Chips für kompatible Druckerpatronen - eine teure Entwicklung

Nicht nur aus rechtlicher Sicht ist die Entwicklung der Chips bedenklich, auch der finanzielle Aspekt erschwert die Prozedur. Druckerhersteller verschlüsseln ihre Patronen mithilfe von Chips, in denen komplizierte Verschlüsselungsmethoden zum Einsatz kommen. Damit möchten sie alternative Patronenhersteller möglichst lange daran hindern, eigenständige Chips zu entwickeln. Die Konkurrenz investiert Beträge im Bereich von Hunderttausenden Euro, bis es ihnen gelingt, die Verschlüsselung zu knacken.

Neben dem finanziellen Aspekt gibt es das Problem, dass nur wenige Menschen das Know-how besitzen, die Chips zu knacken. Alternative Patronenhersteller stellen solchen Spezialisten in der Regel ein Budget zur Analyse des gewünschten Chips zur Verfügung. Im Zuge des „Reverse Engineerings“ muss der Spezialist den Chip auseinandernehmen, seine Funktionen unter einem Raster-Elektronen-Mikroskop untersuchen mit einer hochauflösenden Kamera fotografieren. Nachdem der Spezialist den Schaltplan entdeckt hat, beginnt er erst damit, das Protokoll zwischen Drucker und Chip zu entschlüsseln.

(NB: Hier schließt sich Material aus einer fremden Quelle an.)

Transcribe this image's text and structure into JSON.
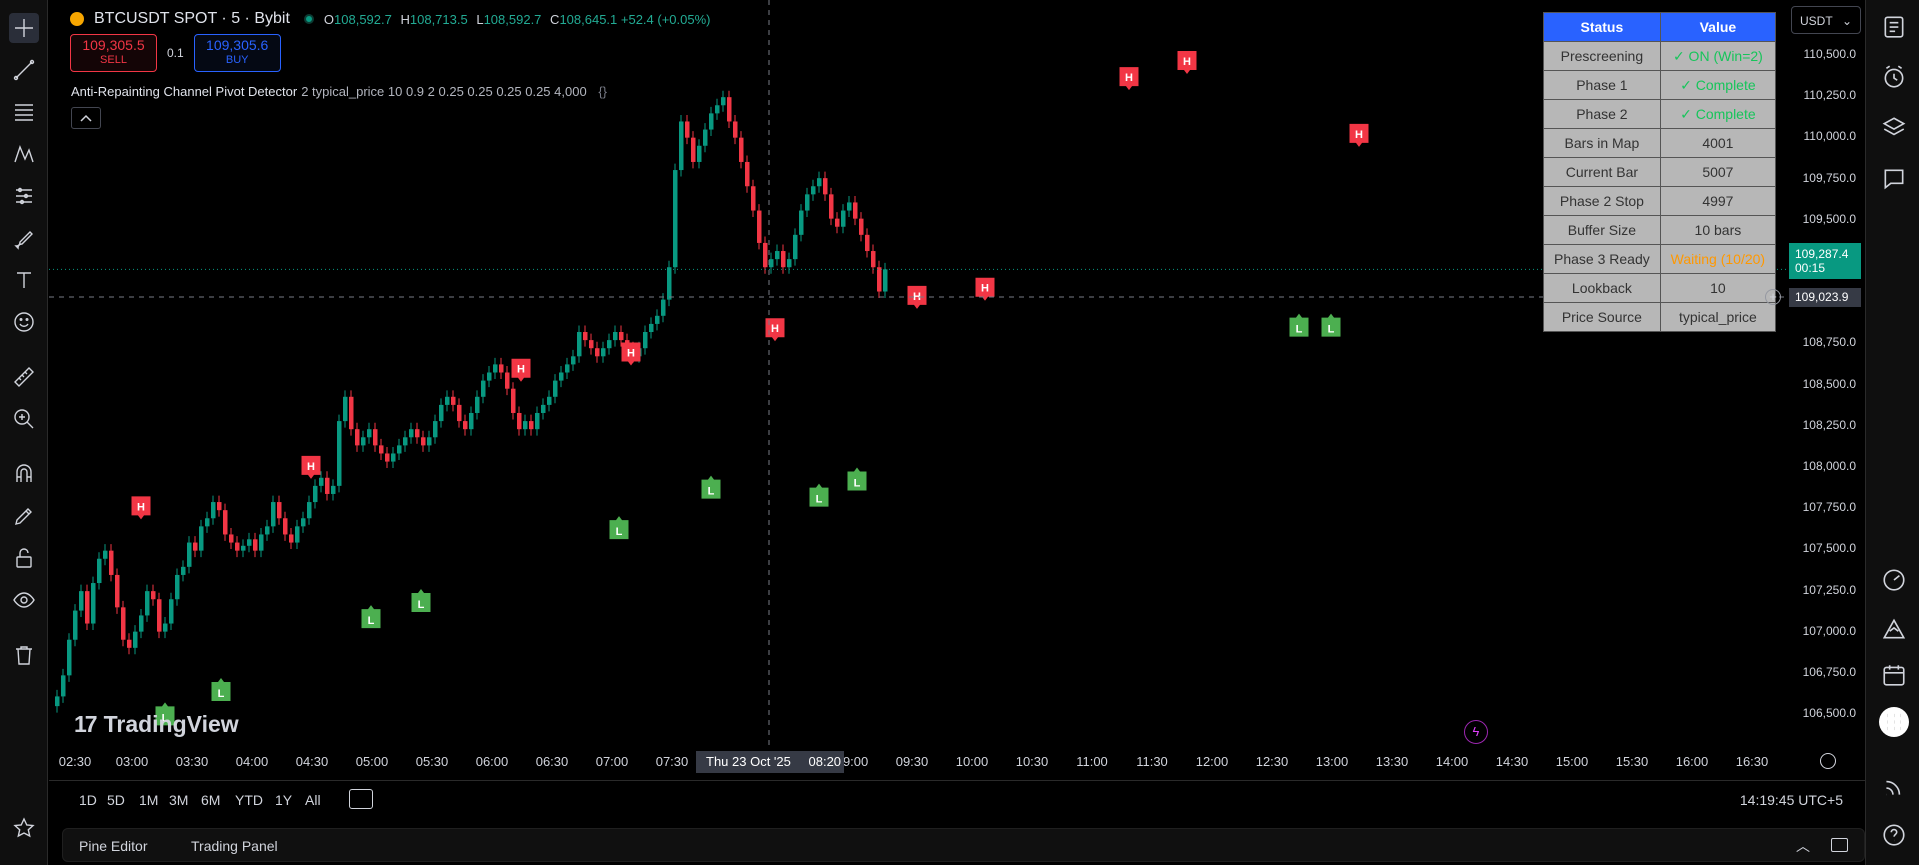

Seine Aufgabe ist damit noch lange nicht beendet. Nachdem die Verschlüsselung geknackt wurde, muss der Spezialist eine Lösung finden, den Chip originalgetreu und möglichst günstig nachzubauen, ohne dass er die Patente des Druckerherstellers verletzt. Erst wenn alle Patente umgangen worden sind, beginnt die Produktion des Chips und wird an die alternativen Patronenhersteller ausgeliefert, die sie produzieren und weltweit ausliefern.

Die Zukunft der Chips in Tintenpatronen

Es ist immer schwierig, einen Blick in die Zukunft zu geben. Sicher ist jedoch, dass Druckerhersteller weiter alles Mögliche tun werden, um die Fremdherstellung ihrer Patronen zu verhindern. In Zukunft werden sie ihre Chips womöglich mit Nanotechnologie noch komplexer und kleiner bauen, sodass das Reverse Engineering weiterhin erschwert wird. Alternative Patronenhersteller wird dies womöglich nicht darin hindern, die Chips zu knacken.